NTG Dementia Training
This training is intended for staff who support someone who is aging with an intellectual disability.
SARC is pleased to have an NTG-Canada Affiliated Provincial Trainer available to provide training for staff who support people experiencing disability as they age.
This program is delivered throughout the year in both an in-person and live virtual format.
People experiencing disability face many of the same age-related challenges as other older adults. It is crucial that staff understand age-related changes, know how to promote healthy aging, and be able to recognize and address symptoms of dementia. Early detection of dementia is key, particularly for adults experiencing down syndrome as the prevalence of dementia is significantly higher than in the general population.
Interested in hosting a session at your organization?
SARC Learning Central’s facilitators can bring this session to your organization! This session can be delivered to a group of employees at your organization in-person or virtually. Contact us today!
In this session, you will cover four (4) topic areas, including:
We will explore aging and how to promote healthy aging for the people you support. You will learn:
- Age-related changes that all people will experience
- How to distinguish between normal changes and pathological changes as people age
- Key aspects of aging for people who experience intellectual disability
- The key determinants of health and the factors that impact healthy aging
- Barriers to healthy aging
- Recommendations to promote healthy aging for people experiencing disability
We will take a closer look at dementia and how it impacts people experiencing disability. You will learn:
- What dementia is and why you should know about dementia
- Different types of dementia and how to recognize the symptoms of dementia
- How dementia progresses through different stages
- Understanding the prevalence of dementia for adults experiencing intellectual disability
- Identifying early signs of dementia and understanding the process of diagnosis for adults experiencing intellectual disability and dementia
- Strategies to consider when supporting people throughout the different stages of dementia
We will explore your role in healthcare advocacy for the people you support. You will learn:
- The four steps of healthcare advocacy
- The importance of quality observations as they relate to advocacy
- How input and observations from a variety of sources will assist with accurate assessment, diagnosis, and intervention for people experiencing disability and dementia
- The importance of early detection of the signs of dementia for people experiencing disability
- How to use the NTG-EDSD
- Using input and observations from a variety of sources in the NTG-EDSD to assist with early screening for dementia
We will examine your role in supporting decision-making for people experiencing disability and dementia. You will learn:
- The barriers that people may experience related to decision-making
- The rights that all people have when making decisions
- The importance of advanced care planning and some of the decisions that will need to be addressed
- Types of decision-making in Saskatchewan, including supported decision-making, co-decision making, and guardianship
- Information about powers of attorney, health care directives, and health care proxies in Saskatchewan
The introduction to aging and dementia areas provide excellent information for anyone who supports someone who is aging with an intellectual disability. The third area will explore healthcare advocacy and dementia screening and is particularly relevant for support staff who are involved in supporting people with healthcare advocacy and related decision-making. The final area will look at supporting decision-making with someone who is experiencing dementia, and some of the decisions that will need to be addressed as the dementia progresses.

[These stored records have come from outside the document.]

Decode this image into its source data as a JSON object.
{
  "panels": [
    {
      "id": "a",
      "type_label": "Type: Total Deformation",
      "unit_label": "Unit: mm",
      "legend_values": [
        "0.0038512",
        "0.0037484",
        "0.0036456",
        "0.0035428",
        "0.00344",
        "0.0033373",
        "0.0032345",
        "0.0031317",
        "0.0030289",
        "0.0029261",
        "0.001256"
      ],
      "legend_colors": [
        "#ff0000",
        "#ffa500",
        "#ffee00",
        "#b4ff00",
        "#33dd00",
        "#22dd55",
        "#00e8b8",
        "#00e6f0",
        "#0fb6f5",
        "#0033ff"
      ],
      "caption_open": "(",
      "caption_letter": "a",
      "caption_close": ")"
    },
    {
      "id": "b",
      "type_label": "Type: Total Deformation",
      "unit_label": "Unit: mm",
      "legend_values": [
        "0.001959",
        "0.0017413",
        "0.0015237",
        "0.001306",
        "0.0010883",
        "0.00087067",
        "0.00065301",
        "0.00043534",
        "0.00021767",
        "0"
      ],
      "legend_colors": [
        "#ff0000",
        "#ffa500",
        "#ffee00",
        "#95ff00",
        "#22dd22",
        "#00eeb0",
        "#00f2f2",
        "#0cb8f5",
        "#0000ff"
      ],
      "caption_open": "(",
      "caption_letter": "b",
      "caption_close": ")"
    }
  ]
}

Lori Morphy, Trainer/Resource Developer – Service Delivery, SARC
Lori Morphy has more than 15 years of experience in the Disability Service sector in a variety of roles, including involvement in disability sports and adapted physical activity programs, and work as a Direct Support Professional, an assistant coordinator with Disability Support Services at the University of Alberta, and coordinator for mentorship and employment programs for youth experiencing disability.
Lori holds a Bachelor of Science in Kinesiology and a Master of Arts in Physical Education, both specializing in physical activity for people experiencing disability. She has taught post-secondary courses in adapted physical activity, health education, human growth and development, and therapeutic activities through the University of Alberta and Saskatchewan Polytechnic.
Lori joined SARC in 2018 as a Trainer and Resource Developer. In 2019 she received TLR and PART Instructor certification from the Saskatchewan Association for Safe Workplaces in Health. In 2020 she completed training as an NTG Affiliate Provincial Trainer for the National Task Group on Intellectual Disabilities and Dementia Practices – Canada (NTG-Canada). She brings energy, enthusiasm, and an interactive approach to all programs that she facilitates, and she looks forward to sharing her knowledge with others. Lori has also contributed to the development of several of SARC’s training programs and resources.
Lori and her husband have two young children, and she enjoys spending her time being active in gymnastics and many outdoor activities. She is an active community member, working as a gymnastics coach for athletes experiencing disability, rhythmic gymnastics coach, and volunteering for various community events.